Arlen gave him a disbelieving stare. "You're not serious."
The man couldn't be. One more step toward Grunt and he'd be out of reach, and out of reach was far enough to accomplish whatever spell he wanted.
The man raised a finger as if in sudden discovery and, using a voice that let Arlen know he'd been played wi
th, said, "Ay, right." He held out his hand, opened it . . . within his meaty palm lay a small vial. "Drink this first."
Arlen gave the vial a dubious look.
"I can kill you here," the man suggested. "I don't want to . . . the manure heap behind this place isn't big enough to hide a body. If you drink it, then you can delude yourself into believing you've bought yourself enough time to escape me somehow."
That made a certain amount of uncomfortable sense. "No doubt it's one of those mind-muddling doses meant to keep me from working magic."
"No doubt it's spelled to take effect immediately, too. Now take it, before I get bored and that manure heap starts looking bigger."
I am, Arlen thought, more than my magic.
At least, he hoped he was.
Cautiously, he held his hand out; the man tipped the vial into it. Arlen thumbed off the cap and poured the thick, honey-colored liquid onto his tongue. It tasted of honey as well . . . and by the time he'd swallowed, he felt his ability to concentrate fly away like so many bees. He gave the vial a respectful glance—what he suspected looked like a stupidly vapid respectful glance—and inanely returned it to the man.
"Now get your horse. Bring him here and saddle him." The man crossed his arms and spoke as though to a particularly dim three-year-old.
Arlen couldn't blame him. A dim three-year-old probably had quite an edge over him at the moment.
But physically, he was fine. No stumbling; no staggering. Nothing to draw anyone's attention. Run? He was headed in the right direction . . . away . . .

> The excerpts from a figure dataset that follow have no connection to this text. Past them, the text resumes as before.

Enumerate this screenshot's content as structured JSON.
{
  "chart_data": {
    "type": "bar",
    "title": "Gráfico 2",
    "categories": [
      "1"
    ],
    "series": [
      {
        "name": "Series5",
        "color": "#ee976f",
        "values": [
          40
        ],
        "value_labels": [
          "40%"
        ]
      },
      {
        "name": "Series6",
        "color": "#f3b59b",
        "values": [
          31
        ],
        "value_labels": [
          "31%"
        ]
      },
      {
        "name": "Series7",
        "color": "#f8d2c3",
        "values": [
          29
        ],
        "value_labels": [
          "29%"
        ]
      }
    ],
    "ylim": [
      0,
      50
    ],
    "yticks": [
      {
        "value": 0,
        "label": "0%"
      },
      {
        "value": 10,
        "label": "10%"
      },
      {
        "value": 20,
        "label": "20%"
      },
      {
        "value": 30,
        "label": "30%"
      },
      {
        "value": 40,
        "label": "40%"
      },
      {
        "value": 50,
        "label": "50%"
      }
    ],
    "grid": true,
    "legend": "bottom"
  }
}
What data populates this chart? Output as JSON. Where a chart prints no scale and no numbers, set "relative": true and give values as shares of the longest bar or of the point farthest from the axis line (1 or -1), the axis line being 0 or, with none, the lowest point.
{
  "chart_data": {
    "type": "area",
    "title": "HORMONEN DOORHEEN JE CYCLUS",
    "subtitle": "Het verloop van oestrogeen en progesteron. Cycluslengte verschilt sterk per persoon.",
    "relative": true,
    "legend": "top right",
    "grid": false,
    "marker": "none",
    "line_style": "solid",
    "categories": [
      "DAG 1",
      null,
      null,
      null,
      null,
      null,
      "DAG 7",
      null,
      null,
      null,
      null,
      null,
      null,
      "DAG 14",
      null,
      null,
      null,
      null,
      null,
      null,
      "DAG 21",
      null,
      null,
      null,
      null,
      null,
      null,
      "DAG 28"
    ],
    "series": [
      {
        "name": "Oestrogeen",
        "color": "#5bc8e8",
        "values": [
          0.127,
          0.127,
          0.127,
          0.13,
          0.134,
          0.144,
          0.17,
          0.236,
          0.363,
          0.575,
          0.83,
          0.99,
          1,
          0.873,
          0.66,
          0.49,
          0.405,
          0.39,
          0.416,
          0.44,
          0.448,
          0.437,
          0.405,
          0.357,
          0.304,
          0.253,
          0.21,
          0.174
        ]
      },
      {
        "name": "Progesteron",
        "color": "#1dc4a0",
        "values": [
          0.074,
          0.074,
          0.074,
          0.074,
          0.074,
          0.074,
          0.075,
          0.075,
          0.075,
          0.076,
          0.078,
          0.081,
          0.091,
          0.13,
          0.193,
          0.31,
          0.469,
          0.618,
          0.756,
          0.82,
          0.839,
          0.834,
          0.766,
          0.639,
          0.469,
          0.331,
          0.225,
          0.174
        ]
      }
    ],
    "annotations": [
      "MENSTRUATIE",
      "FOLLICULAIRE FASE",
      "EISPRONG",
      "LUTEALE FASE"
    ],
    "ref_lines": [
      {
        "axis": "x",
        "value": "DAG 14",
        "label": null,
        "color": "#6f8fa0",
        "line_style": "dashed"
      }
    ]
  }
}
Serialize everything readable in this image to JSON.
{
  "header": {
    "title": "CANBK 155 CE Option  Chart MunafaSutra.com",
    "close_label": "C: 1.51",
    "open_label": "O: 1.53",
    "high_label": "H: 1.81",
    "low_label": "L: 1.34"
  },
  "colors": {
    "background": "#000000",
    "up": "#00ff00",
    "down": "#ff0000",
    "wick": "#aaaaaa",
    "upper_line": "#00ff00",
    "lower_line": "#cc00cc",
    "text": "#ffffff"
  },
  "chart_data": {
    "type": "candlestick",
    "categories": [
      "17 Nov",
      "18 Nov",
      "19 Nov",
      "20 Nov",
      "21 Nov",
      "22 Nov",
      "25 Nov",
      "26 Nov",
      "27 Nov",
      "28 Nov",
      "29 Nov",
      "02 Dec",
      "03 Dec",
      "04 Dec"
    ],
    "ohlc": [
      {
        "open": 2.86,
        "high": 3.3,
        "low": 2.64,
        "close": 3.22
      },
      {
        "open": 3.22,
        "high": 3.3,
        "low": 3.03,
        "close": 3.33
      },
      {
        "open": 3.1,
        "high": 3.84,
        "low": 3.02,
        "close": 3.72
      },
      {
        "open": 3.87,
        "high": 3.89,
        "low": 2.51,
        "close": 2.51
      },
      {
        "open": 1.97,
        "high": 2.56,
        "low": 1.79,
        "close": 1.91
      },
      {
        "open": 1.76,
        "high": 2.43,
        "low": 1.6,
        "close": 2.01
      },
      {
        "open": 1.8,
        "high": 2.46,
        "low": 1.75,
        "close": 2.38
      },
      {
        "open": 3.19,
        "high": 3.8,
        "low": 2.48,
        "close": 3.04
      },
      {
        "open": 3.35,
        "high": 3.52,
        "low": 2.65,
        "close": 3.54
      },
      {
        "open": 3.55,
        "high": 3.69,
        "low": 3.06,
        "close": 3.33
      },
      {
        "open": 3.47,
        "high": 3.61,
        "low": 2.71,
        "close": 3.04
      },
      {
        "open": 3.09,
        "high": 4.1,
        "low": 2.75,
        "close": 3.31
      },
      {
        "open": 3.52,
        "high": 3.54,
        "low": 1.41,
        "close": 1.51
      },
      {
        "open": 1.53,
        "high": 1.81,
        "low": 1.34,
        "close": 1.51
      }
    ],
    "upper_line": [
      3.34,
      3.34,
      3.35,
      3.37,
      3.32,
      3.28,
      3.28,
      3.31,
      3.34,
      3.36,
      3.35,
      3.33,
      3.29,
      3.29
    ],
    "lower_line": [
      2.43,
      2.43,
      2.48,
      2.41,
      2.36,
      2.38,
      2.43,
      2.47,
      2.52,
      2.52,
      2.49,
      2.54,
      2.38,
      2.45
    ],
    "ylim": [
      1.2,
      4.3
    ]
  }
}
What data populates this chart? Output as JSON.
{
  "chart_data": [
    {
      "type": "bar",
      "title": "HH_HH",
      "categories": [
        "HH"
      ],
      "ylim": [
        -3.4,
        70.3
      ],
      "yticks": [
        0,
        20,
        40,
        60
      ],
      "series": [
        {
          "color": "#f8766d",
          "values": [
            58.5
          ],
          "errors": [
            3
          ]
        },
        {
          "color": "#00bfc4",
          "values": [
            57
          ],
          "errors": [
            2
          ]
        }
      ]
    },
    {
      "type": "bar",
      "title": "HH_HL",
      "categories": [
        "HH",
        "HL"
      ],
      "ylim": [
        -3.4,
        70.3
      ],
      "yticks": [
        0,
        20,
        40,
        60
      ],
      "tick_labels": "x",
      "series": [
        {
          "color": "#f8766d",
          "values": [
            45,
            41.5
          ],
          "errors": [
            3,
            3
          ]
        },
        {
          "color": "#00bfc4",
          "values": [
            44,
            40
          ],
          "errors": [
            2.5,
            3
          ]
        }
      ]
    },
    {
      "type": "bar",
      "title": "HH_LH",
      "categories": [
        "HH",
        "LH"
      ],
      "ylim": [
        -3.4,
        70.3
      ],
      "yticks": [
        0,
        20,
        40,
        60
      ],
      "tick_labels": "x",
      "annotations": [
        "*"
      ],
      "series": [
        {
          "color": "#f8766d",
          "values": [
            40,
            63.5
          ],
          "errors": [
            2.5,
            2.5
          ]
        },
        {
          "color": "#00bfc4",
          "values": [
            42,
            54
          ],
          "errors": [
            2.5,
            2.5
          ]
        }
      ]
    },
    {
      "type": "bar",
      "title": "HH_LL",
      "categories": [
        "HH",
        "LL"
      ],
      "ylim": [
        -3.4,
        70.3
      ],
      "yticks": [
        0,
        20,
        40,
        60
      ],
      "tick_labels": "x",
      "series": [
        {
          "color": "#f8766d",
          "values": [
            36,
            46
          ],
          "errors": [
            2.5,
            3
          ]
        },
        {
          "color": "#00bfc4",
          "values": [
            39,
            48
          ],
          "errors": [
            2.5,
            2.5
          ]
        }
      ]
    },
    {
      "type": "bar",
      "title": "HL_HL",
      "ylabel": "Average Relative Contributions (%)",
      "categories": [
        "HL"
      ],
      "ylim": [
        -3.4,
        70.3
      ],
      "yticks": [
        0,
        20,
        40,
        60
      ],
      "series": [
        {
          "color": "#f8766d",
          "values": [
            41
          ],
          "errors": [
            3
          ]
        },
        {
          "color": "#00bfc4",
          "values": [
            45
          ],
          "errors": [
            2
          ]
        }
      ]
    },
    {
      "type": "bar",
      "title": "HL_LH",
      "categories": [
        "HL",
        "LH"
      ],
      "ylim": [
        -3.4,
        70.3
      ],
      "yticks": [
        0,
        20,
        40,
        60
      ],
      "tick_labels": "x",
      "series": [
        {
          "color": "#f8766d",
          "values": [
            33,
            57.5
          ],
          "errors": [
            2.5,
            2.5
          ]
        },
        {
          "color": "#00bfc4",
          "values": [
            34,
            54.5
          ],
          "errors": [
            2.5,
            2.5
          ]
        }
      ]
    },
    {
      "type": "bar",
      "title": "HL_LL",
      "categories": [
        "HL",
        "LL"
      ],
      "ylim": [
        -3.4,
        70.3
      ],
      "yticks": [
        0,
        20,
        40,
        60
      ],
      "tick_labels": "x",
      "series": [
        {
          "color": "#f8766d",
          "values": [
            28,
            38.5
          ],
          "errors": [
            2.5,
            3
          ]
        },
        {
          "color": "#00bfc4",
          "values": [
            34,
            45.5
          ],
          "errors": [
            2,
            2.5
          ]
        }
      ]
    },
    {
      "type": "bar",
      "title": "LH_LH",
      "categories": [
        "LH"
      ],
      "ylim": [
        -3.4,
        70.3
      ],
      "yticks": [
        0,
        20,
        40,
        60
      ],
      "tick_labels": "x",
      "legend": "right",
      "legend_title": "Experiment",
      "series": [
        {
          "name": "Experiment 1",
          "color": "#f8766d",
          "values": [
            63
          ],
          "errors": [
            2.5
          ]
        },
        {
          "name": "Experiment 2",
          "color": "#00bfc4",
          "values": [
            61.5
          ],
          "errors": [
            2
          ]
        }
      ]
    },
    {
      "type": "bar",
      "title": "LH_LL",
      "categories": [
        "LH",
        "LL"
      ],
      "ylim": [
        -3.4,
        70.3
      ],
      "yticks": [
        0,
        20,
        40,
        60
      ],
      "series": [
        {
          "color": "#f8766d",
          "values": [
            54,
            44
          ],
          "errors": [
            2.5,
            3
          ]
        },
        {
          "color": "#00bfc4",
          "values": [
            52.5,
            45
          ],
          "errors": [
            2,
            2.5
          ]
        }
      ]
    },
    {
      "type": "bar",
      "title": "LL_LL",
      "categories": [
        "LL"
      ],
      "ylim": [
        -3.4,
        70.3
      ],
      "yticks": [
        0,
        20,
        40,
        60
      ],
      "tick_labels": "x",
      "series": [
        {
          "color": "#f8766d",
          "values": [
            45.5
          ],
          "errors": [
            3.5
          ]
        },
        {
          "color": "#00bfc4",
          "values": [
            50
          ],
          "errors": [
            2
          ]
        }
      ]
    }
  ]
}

He thought the man could probably run just as well. Probably better. And that he'd only continue to follow Arlen.
"Get the horse," the man reminded him, patiently enough.
Arlen discovered he'd stopped halfway there. "Sorry," he mumbled without thinking.
Make that a dim two -year-old.
So stop trying to think.
Do.
He reached Grunt's stall, only a few doors down the equipment-littered aisle. Grunt gave him an eager greeting, stretching his coarse, winter-whiskered head over the door—no stall bars for this small establishment, although the stall sidewalls went to the low, slanting ceiling—in obvious expectation.